Posted on : 2010-06-22 12:15 KST Modified on : 2019-10-19 20:29 KST
The group of scholars have called for a transparent debate about the sinking of the Cheonan
 June 18.
June 18.

A group of professors and other intellectuals have begun to voice demands that conservative groups stop their witch-hunt of the People’s Solidarity for Participatory Democracy (PSPD) in regards to the sinking of the Cheonan.

In a statement released Monday, about 200 professors with the National Association of Professors for Democratic Society said the PSPD had performed its innate duty and right as a civic group, and called for conservative groups to end their irrational and backward attacks on PSPD.

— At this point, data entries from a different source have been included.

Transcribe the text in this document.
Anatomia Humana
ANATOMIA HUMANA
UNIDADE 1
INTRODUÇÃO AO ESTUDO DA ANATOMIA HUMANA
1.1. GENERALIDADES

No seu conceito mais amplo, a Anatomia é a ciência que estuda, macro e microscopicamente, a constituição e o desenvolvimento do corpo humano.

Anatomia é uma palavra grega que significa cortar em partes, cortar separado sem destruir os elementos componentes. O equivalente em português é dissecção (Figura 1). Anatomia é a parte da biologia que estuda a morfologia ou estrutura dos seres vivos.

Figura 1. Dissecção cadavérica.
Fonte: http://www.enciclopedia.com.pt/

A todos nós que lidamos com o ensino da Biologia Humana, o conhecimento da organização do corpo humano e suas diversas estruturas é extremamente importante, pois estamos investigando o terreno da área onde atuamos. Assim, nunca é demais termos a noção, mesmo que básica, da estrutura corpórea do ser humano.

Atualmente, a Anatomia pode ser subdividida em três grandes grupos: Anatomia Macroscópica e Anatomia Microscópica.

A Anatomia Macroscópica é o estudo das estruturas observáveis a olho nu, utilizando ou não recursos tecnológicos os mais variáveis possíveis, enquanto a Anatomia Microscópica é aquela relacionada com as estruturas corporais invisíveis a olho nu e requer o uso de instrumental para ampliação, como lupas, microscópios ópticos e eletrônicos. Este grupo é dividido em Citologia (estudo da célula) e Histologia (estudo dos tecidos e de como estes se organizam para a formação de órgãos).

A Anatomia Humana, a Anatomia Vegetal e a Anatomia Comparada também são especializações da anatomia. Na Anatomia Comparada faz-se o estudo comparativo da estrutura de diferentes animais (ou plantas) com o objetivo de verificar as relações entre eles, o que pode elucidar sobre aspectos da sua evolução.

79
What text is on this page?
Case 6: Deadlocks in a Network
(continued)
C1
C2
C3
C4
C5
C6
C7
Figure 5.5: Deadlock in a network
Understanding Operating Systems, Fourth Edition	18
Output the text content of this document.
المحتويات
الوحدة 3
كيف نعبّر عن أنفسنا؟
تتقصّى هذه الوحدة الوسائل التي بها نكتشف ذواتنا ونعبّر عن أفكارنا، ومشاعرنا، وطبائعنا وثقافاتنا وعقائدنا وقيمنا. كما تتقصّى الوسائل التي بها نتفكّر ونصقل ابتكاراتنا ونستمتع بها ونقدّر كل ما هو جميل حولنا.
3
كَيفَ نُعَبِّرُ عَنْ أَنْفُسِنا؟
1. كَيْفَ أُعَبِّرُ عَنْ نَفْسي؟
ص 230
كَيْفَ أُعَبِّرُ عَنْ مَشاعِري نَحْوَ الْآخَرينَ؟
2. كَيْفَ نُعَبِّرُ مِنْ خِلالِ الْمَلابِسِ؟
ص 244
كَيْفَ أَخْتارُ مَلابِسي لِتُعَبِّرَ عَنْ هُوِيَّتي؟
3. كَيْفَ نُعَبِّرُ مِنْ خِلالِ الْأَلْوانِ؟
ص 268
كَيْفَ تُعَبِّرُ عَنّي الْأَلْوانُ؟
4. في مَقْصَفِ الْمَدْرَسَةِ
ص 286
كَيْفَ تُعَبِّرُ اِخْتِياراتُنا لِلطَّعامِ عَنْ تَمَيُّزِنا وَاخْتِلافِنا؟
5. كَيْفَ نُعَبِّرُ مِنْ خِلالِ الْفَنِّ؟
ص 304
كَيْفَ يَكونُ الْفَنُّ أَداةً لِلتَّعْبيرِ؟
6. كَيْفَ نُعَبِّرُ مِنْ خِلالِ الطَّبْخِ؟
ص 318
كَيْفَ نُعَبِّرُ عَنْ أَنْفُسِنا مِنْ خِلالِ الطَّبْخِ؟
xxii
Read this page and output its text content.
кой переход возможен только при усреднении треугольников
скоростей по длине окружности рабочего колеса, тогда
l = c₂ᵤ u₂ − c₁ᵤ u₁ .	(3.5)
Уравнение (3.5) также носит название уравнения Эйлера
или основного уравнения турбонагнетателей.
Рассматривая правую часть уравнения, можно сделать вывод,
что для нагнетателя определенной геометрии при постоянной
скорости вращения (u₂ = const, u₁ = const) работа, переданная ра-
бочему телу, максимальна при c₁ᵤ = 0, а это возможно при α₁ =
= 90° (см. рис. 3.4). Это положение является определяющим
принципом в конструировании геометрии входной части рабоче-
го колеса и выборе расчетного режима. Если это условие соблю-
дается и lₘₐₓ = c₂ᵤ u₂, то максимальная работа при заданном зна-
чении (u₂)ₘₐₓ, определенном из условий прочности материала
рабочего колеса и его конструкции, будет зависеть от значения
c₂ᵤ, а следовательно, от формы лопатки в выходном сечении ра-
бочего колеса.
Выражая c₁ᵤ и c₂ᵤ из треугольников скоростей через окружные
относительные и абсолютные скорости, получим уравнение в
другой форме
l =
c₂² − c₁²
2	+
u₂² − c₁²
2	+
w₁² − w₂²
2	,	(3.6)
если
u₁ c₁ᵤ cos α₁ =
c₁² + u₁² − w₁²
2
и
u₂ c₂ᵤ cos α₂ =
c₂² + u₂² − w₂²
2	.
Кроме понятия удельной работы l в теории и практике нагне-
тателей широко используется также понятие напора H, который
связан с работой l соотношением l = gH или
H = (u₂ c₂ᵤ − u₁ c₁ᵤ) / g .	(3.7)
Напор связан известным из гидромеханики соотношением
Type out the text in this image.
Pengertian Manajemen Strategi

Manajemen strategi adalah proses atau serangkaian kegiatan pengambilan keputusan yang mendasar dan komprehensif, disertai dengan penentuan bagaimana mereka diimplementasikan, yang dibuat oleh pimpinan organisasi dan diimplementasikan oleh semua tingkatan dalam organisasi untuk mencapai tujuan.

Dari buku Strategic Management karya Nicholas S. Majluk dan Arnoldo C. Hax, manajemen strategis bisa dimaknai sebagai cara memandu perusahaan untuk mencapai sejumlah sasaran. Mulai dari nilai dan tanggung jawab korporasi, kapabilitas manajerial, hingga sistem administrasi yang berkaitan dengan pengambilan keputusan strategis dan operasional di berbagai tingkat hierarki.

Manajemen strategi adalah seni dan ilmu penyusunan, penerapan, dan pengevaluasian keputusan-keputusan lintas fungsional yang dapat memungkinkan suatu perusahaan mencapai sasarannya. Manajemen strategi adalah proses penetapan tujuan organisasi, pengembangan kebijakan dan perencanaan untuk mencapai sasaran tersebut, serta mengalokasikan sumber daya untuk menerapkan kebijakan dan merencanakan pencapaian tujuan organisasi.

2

The professors stressed that South Korean society needs not “blame and attacks,” but a transparent debate on the sinking of the Cheonan. They said that knowing, as the Board of Audit and Inspection (BAI) pointed out, that there were serious problems with the military reports themselves, suspicions about the investigation results could only grow, and stressed that if a full-scale debate and investigation regarding the Cheonan did not take place, the attacks on PSPD would be regarded as a maneuver to cover up the truth.

They also said that branding PSPD an “enemy group” is a mistaken claim that corresponds to false charges and slander, and that if there is a group the prosecutors should investigate, it is not PSPD, but the extremist right-wing groups that have designated PSPD as an enemy group.

The Asian Forum for Human Rights and Development, composed of 46 groups in Asia including PSPD, send an urgent petition to Frank La Rue, UN Special Rapporteur on the Promotion and Protection of the Right to Freedom of Opinion and Expression, calling on the UN to strongly advise the South Korean government to end a prosecutorial investigation of PSPD.

Meanwhile, it was reported on Monday that as the government and conservative groups launched their concerted attack on PSPD, the group gained about 1,000 new members.

In the week between June 14 and 20, the PSPD gained 1,003 new members, accounting for some 10 percent of the group’s total membership (10,500). In particular, between June 15 and 17, when the verbal assaults and threats of rightist groups, who brought gas canisters and bottles of paint thinner, grew violent, the group set new records with over 200 members joining each day. The previous record for most new members in a single day was 42, set during the candlelight vigil demonstrations of 2008.

Some 38.78 percent of the new members were in their 40s, the largest percentage. This was followed by 33.8 percent in their 30s, 14.36 percent in their 50s, 7.18 percent in their 20s and 2.29 percent in their 60s.